The source said: "Ibrahim Mohamed Ahmed, a senior intelligence officer who was in charge of the airport died along with two others. He had many enemies because of his work. We can't point a finger now, but certainly it's his enemies who are behind this."
There has been relative calm in Mogadishu since the interim government and its Ethiopian military allies declared victory over anti-government fighters two weeks ago, in a move that has encouraged small numbers of Somalis to return home.
More than half of the city's one million people have been forced to flee their homes because of clashes between allied Somali-Ethiopian troops and fighters which have killed at least 1,300 people in the city's worst fighting in 16 years.
Holmes, the highest ranking UN official to visit Somalia since the recent fighting, hopes to push the government to allow relief agencies full access to the country's population.
Holmes said: "There is a serious humanitarian crisis and I want to come and see for myself, to talk to the authorities, to try to pressure them on the need to do all they can to facilitate humanitarian aid.
"It is their responsibility to look after civilians, to protect civilians and at the very least not to obstruct aid."

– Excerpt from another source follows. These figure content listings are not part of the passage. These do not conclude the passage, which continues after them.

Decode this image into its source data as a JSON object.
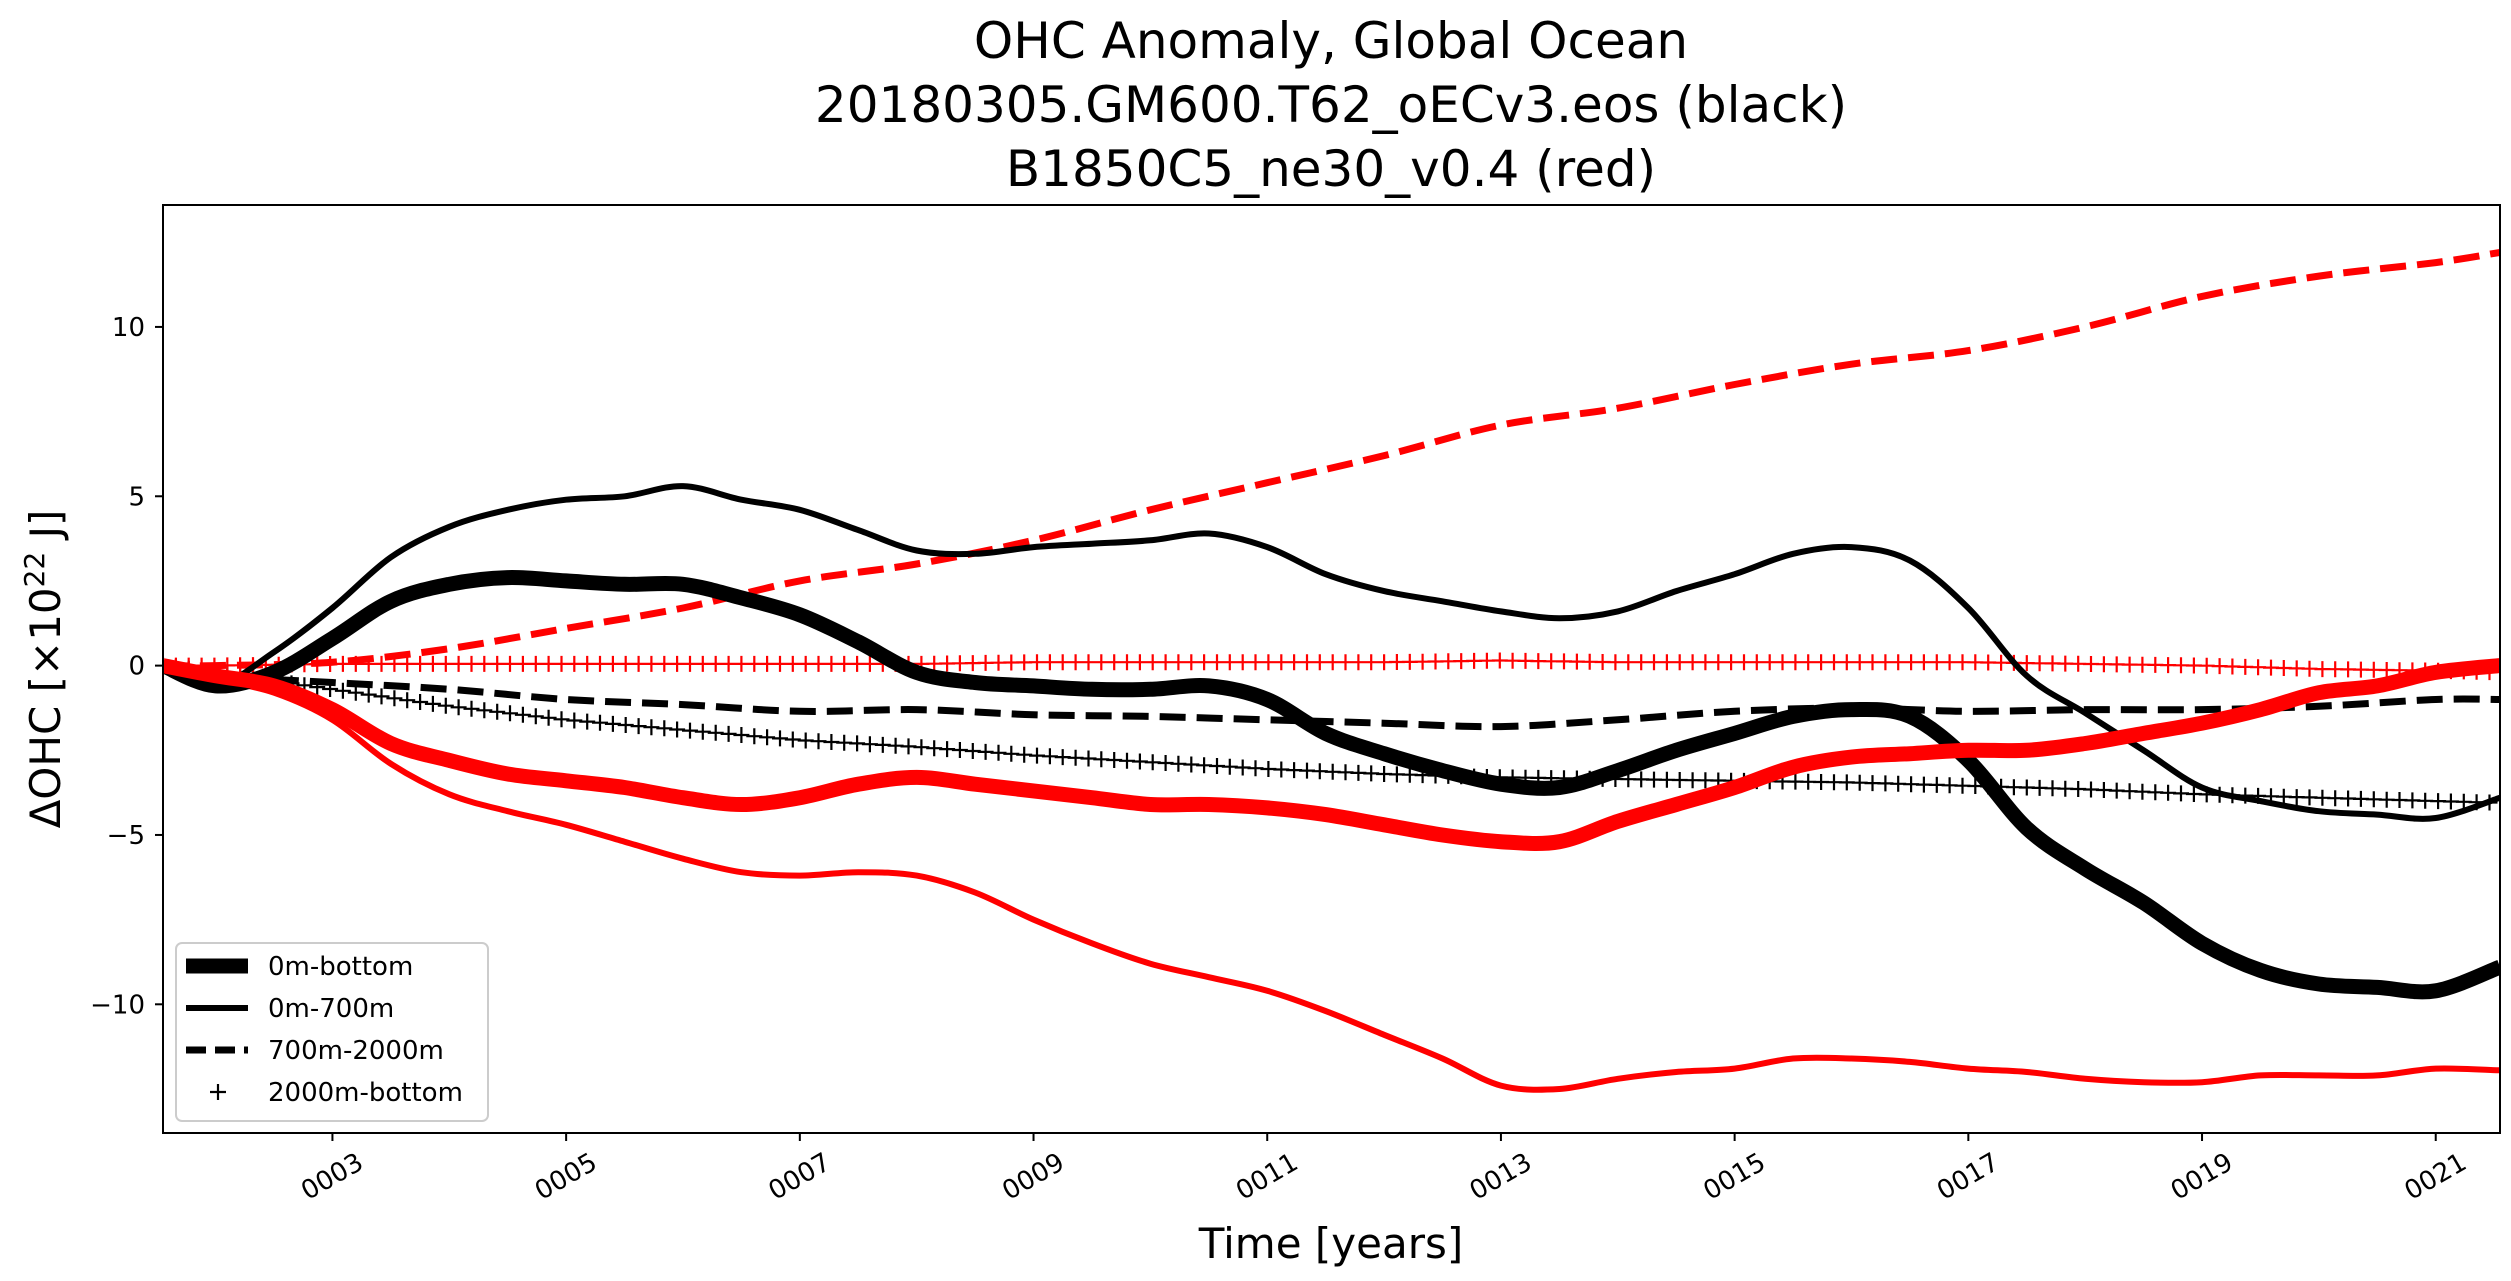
{
  "chart_data": {
    "type": "line",
    "title_lines": [
      "OHC Anomaly, Global Ocean",
      "20180305.GM600.T62_oECv3.eos (black)",
      "B1850C5_ne30_v0.4 (red)"
    ],
    "xlabel": "Time [years]",
    "ylabel_main": "ΔOHC [×10",
    "ylabel_sup": "22",
    "ylabel_end": " J]",
    "xlim": [
      1.55,
      21.55
    ],
    "ylim": [
      -13.8,
      13.6
    ],
    "x_ticks": [
      3,
      5,
      7,
      9,
      11,
      13,
      15,
      17,
      19,
      21
    ],
    "x_tick_labels": [
      "0003",
      "0005",
      "0007",
      "0009",
      "0011",
      "0013",
      "0015",
      "0017",
      "0019",
      "0021"
    ],
    "y_ticks": [
      -10,
      -5,
      0,
      5,
      10
    ],
    "y_tick_labels": [
      "−10",
      "−5",
      "0",
      "5",
      "10"
    ],
    "legend": {
      "position": "lower-left",
      "entries": [
        {
          "label": "0m-bottom",
          "style": "thick"
        },
        {
          "label": "0m-700m",
          "style": "solid"
        },
        {
          "label": "700m-2000m",
          "style": "dashed"
        },
        {
          "label": "2000m-bottom",
          "style": "plus"
        }
      ]
    },
    "series": [
      {
        "name": "black 0m-bottom",
        "color": "#000000",
        "style": "thick",
        "x": [
          1.55,
          2,
          2.5,
          3,
          3.5,
          4,
          4.5,
          5,
          5.5,
          6,
          6.5,
          7,
          7.5,
          8,
          8.5,
          9,
          9.5,
          10,
          10.5,
          11,
          11.5,
          12,
          12.5,
          13,
          13.5,
          14,
          14.5,
          15,
          15.5,
          16,
          16.5,
          17,
          17.5,
          18,
          18.5,
          19,
          19.5,
          20,
          20.5,
          21,
          21.55
        ],
        "y": [
          0,
          -0.6,
          -0.2,
          0.8,
          1.9,
          2.4,
          2.6,
          2.5,
          2.4,
          2.4,
          2,
          1.5,
          0.7,
          -0.2,
          -0.5,
          -0.6,
          -0.7,
          -0.7,
          -0.6,
          -1,
          -2,
          -2.6,
          -3.1,
          -3.5,
          -3.6,
          -3.1,
          -2.5,
          -2,
          -1.5,
          -1.3,
          -1.5,
          -2.8,
          -4.8,
          -6,
          -7,
          -8.2,
          -9,
          -9.4,
          -9.5,
          -9.6,
          -8.9
        ]
      },
      {
        "name": "black 0m-700m",
        "color": "#000000",
        "style": "solid",
        "x": [
          1.55,
          2,
          2.5,
          3,
          3.5,
          4,
          4.5,
          5,
          5.5,
          6,
          6.5,
          7,
          7.5,
          8,
          8.5,
          9,
          9.5,
          10,
          10.5,
          11,
          11.5,
          12,
          12.5,
          13,
          13.5,
          14,
          14.5,
          15,
          15.5,
          16,
          16.5,
          17,
          17.5,
          18,
          18.5,
          19,
          19.5,
          20,
          20.5,
          21,
          21.55
        ],
        "y": [
          0,
          -0.6,
          0.4,
          1.7,
          3.2,
          4.1,
          4.6,
          4.9,
          5,
          5.3,
          4.9,
          4.6,
          4,
          3.4,
          3.3,
          3.5,
          3.6,
          3.7,
          3.9,
          3.5,
          2.7,
          2.2,
          1.9,
          1.6,
          1.4,
          1.6,
          2.2,
          2.7,
          3.3,
          3.5,
          3.1,
          1.7,
          -0.3,
          -1.4,
          -2.5,
          -3.6,
          -4,
          -4.3,
          -4.4,
          -4.5,
          -3.9
        ]
      },
      {
        "name": "black 700m-2000m",
        "color": "#000000",
        "style": "dashed",
        "x": [
          1.55,
          2,
          3,
          4,
          5,
          6,
          7,
          8,
          9,
          10,
          11,
          12,
          13,
          14,
          15,
          16,
          17,
          18,
          19,
          20,
          21,
          21.55
        ],
        "y": [
          0,
          -0.3,
          -0.5,
          -0.7,
          -1,
          -1.15,
          -1.35,
          -1.3,
          -1.45,
          -1.5,
          -1.6,
          -1.7,
          -1.8,
          -1.6,
          -1.35,
          -1.25,
          -1.35,
          -1.3,
          -1.3,
          -1.2,
          -1,
          -1
        ]
      },
      {
        "name": "black 2000m-bottom",
        "color": "#000000",
        "style": "plus",
        "x": [
          1.55,
          2,
          3,
          4,
          5,
          6,
          7,
          8,
          9,
          10,
          11,
          12,
          13,
          14,
          15,
          16,
          17,
          18,
          19,
          20,
          21,
          21.55
        ],
        "y": [
          0,
          -0.2,
          -0.7,
          -1.2,
          -1.6,
          -1.9,
          -2.2,
          -2.4,
          -2.65,
          -2.85,
          -3.05,
          -3.2,
          -3.3,
          -3.35,
          -3.4,
          -3.45,
          -3.55,
          -3.65,
          -3.8,
          -3.9,
          -4,
          -4.05
        ]
      },
      {
        "name": "red 0m-bottom",
        "color": "#ff0000",
        "style": "thick",
        "x": [
          1.55,
          2,
          2.5,
          3,
          3.5,
          4,
          4.5,
          5,
          5.5,
          6,
          6.5,
          7,
          7.5,
          8,
          8.5,
          9,
          9.5,
          10,
          10.5,
          11,
          11.5,
          12,
          12.5,
          13,
          13.5,
          14,
          14.5,
          15,
          15.5,
          16,
          16.5,
          17,
          17.5,
          18,
          18.5,
          19,
          19.5,
          20,
          20.5,
          21,
          21.55
        ],
        "y": [
          0,
          -0.3,
          -0.6,
          -1.3,
          -2.3,
          -2.8,
          -3.2,
          -3.4,
          -3.6,
          -3.9,
          -4.1,
          -3.9,
          -3.5,
          -3.3,
          -3.5,
          -3.7,
          -3.9,
          -4.1,
          -4.1,
          -4.2,
          -4.4,
          -4.7,
          -5,
          -5.2,
          -5.2,
          -4.6,
          -4.1,
          -3.6,
          -3,
          -2.7,
          -2.6,
          -2.5,
          -2.5,
          -2.3,
          -2,
          -1.7,
          -1.3,
          -0.8,
          -0.6,
          -0.2,
          0
        ]
      },
      {
        "name": "red 0m-700m",
        "color": "#ff0000",
        "style": "solid",
        "x": [
          1.55,
          2,
          2.5,
          3,
          3.5,
          4,
          4.5,
          5,
          5.5,
          6,
          6.5,
          7,
          7.5,
          8,
          8.5,
          9,
          9.5,
          10,
          10.5,
          11,
          11.5,
          12,
          12.5,
          13,
          13.5,
          14,
          14.5,
          15,
          15.5,
          16,
          16.5,
          17,
          17.5,
          18,
          18.5,
          19,
          19.5,
          20,
          20.5,
          21,
          21.55
        ],
        "y": [
          0,
          -0.4,
          -0.8,
          -1.6,
          -2.9,
          -3.8,
          -4.3,
          -4.7,
          -5.2,
          -5.7,
          -6.1,
          -6.2,
          -6.1,
          -6.2,
          -6.7,
          -7.5,
          -8.2,
          -8.8,
          -9.2,
          -9.6,
          -10.2,
          -10.9,
          -11.6,
          -12.4,
          -12.5,
          -12.2,
          -12,
          -11.9,
          -11.6,
          -11.6,
          -11.7,
          -11.9,
          -12,
          -12.2,
          -12.3,
          -12.3,
          -12.1,
          -12.1,
          -12.1,
          -11.9,
          -11.95
        ]
      },
      {
        "name": "red 700m-2000m",
        "color": "#ff0000",
        "style": "dashed",
        "x": [
          1.55,
          2,
          3,
          4,
          5,
          6,
          7,
          8,
          9,
          10,
          11,
          12,
          13,
          14,
          15,
          16,
          17,
          18,
          19,
          20,
          21,
          21.55
        ],
        "y": [
          0,
          0,
          0.1,
          0.5,
          1.1,
          1.7,
          2.5,
          3,
          3.7,
          4.6,
          5.4,
          6.2,
          7.1,
          7.6,
          8.3,
          8.9,
          9.3,
          10,
          10.9,
          11.5,
          11.9,
          12.2
        ]
      },
      {
        "name": "red 2000m-bottom",
        "color": "#ff0000",
        "style": "plus",
        "x": [
          1.55,
          2,
          3,
          4,
          5,
          6,
          7,
          8,
          9,
          10,
          11,
          12,
          13,
          14,
          15,
          16,
          17,
          18,
          19,
          20,
          21,
          21.55
        ],
        "y": [
          0,
          0,
          0.05,
          0.05,
          0.05,
          0.05,
          0.05,
          0.05,
          0.1,
          0.1,
          0.1,
          0.1,
          0.15,
          0.1,
          0.1,
          0.1,
          0.1,
          0.05,
          0,
          -0.1,
          -0.15,
          -0.2
        ]
      }
    ]
  }
}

Holmes at first considered scrapping his tour of Mogadishu, but later went on to visit a cholera treatment centre and then the Villa Somalia presidential palace where he had a private meeting with Yusuf.
Earlier, women and children waved and yelled from the doorways of buildings pockmarked with bullet holes as his convoy rolled through Mogadishu streets lined with African Union (AU) troops.
Last month the UN accused all sides in the Somalia conflict of breaking humanitarian law by indiscriminately firing on civilian areas in Mogadishu.
Aid workers have also complained that Somali authorities had failed to clear food shipments for distribution and said they were being harassed at checkpoints.
Since then, the government has promised to clear obstacles in providing aid to tens of thousands of people.
In recent weeks, it has ordered civilians to be disarmed, deployed troops to flush out fighters from rebel areas and allowed security forces to seize Muslim women's veils to stop fighters from disguising themselves for attacks.
Holmes said the situation must become more stable before more AU peacekeepers could be expect in Somalia to boost a 1,500-strong Ugandan contingent stationed there.
The AU has appealed to member states who have pledged troops to deploy them quickly to allow Ethiopian troops to withdraw.